To open a claim for review, enter an ‘S’ in the selection field and press the <Enter> key. The selected claim will open at claim page 1.
See Chapter V: Claims/Attachments Submenu (02), Claims Data Entry for a review of claim pages, elements, fields, and options.
After reviewing the claim, press <F3> to return to the claim list. You can select a different claim, start a new search, or press <F3> to return to the Inquiry Menu.
Accessing ADRs in the Claim Summary Option
ADRs can be accessed by filtering the claims by status/location. ADRs are housed in S/LOC S B6001.

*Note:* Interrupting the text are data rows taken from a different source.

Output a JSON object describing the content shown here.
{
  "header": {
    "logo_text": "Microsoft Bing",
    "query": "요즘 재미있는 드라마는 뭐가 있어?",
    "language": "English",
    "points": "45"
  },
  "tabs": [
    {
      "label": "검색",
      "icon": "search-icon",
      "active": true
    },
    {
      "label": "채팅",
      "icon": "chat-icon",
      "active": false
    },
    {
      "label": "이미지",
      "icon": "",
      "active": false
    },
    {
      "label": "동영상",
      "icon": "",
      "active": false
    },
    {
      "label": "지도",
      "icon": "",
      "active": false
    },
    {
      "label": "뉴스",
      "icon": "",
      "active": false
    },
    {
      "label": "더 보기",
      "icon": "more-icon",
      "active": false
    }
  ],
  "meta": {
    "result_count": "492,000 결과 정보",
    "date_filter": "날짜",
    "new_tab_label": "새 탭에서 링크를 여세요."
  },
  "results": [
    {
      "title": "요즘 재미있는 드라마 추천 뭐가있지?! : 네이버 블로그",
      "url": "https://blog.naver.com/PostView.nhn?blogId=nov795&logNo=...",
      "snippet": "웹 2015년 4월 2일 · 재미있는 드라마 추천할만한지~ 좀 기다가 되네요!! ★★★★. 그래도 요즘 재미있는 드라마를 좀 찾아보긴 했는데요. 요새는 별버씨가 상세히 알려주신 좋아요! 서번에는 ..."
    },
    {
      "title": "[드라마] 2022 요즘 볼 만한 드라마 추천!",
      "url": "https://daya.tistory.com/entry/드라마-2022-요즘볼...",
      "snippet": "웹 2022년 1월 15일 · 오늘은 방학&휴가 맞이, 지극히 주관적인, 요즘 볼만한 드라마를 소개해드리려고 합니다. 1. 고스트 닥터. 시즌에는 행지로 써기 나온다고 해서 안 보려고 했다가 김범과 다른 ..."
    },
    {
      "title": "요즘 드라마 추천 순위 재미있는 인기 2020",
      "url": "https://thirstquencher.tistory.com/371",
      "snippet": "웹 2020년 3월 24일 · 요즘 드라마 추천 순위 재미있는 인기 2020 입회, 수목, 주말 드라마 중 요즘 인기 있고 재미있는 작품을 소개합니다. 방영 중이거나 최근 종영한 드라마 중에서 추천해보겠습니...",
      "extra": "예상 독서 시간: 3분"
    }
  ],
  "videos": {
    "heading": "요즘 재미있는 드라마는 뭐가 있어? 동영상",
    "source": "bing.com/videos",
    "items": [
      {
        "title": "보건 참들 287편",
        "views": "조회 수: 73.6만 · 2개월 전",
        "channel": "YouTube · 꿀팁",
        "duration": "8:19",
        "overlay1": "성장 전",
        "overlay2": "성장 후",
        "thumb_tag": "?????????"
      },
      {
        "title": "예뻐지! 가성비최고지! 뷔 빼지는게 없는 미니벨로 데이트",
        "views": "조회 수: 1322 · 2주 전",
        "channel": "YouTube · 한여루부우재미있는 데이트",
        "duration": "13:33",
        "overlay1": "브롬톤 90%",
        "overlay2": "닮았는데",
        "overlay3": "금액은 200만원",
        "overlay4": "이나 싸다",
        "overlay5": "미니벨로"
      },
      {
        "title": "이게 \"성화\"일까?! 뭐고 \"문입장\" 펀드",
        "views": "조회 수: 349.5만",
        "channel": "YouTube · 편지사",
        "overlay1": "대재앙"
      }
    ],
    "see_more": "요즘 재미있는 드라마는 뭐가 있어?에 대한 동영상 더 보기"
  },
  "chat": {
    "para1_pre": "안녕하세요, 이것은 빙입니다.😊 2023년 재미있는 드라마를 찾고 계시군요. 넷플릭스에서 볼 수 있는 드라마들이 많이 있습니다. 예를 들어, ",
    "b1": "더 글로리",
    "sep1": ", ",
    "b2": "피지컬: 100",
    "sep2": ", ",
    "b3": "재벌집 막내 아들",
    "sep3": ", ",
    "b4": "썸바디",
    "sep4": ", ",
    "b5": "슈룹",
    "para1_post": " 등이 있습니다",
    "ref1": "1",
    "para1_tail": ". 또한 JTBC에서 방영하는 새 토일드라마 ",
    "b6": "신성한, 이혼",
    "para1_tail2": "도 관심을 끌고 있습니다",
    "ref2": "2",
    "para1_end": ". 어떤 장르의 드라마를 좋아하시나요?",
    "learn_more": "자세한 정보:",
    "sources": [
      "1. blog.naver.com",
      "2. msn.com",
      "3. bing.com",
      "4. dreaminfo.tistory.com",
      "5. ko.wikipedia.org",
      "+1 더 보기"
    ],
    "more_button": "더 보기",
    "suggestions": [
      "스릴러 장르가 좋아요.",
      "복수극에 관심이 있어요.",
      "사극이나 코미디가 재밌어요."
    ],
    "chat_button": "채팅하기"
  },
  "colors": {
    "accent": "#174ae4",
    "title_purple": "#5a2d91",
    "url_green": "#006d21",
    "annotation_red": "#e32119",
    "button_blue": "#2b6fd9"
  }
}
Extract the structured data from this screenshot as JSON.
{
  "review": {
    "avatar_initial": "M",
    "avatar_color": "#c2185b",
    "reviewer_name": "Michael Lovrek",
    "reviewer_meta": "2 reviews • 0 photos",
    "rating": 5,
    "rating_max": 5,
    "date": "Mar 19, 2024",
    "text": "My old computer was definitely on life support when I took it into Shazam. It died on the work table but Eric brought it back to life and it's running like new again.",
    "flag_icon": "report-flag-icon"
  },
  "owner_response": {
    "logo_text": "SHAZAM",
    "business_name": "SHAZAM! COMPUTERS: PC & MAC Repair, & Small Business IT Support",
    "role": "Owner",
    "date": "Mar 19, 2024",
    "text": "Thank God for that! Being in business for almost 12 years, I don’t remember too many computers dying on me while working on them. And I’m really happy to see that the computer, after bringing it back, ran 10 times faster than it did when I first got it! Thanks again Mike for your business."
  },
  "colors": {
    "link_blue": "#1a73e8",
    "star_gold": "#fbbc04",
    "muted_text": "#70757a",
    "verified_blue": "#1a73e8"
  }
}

- At the Claims Inquiry screen, type SB6001 in the S/LOC field and press <Enter> ‑ all claims in the SB6001 status and location will be displayed (SB6001 status indicates that an ADR has been generated for a claim)
- At the desired claim, type S to the left of the claim under the SEL field and press <Enter>
- The ADR letter follows page 06 of the claim
- The online ADR letter consists of two pages; press the <P8>/<PF8> key to move forward to the view the second page
- Please be sure to not press the <P9>/<PF9> key while viewing a claim in the SB6001 status—this will cause the claim to recycle and generate a second ADR letter
Note: requested records are due to NGS 30 days from the date the claim went to S/LOC SB6001 in FISS.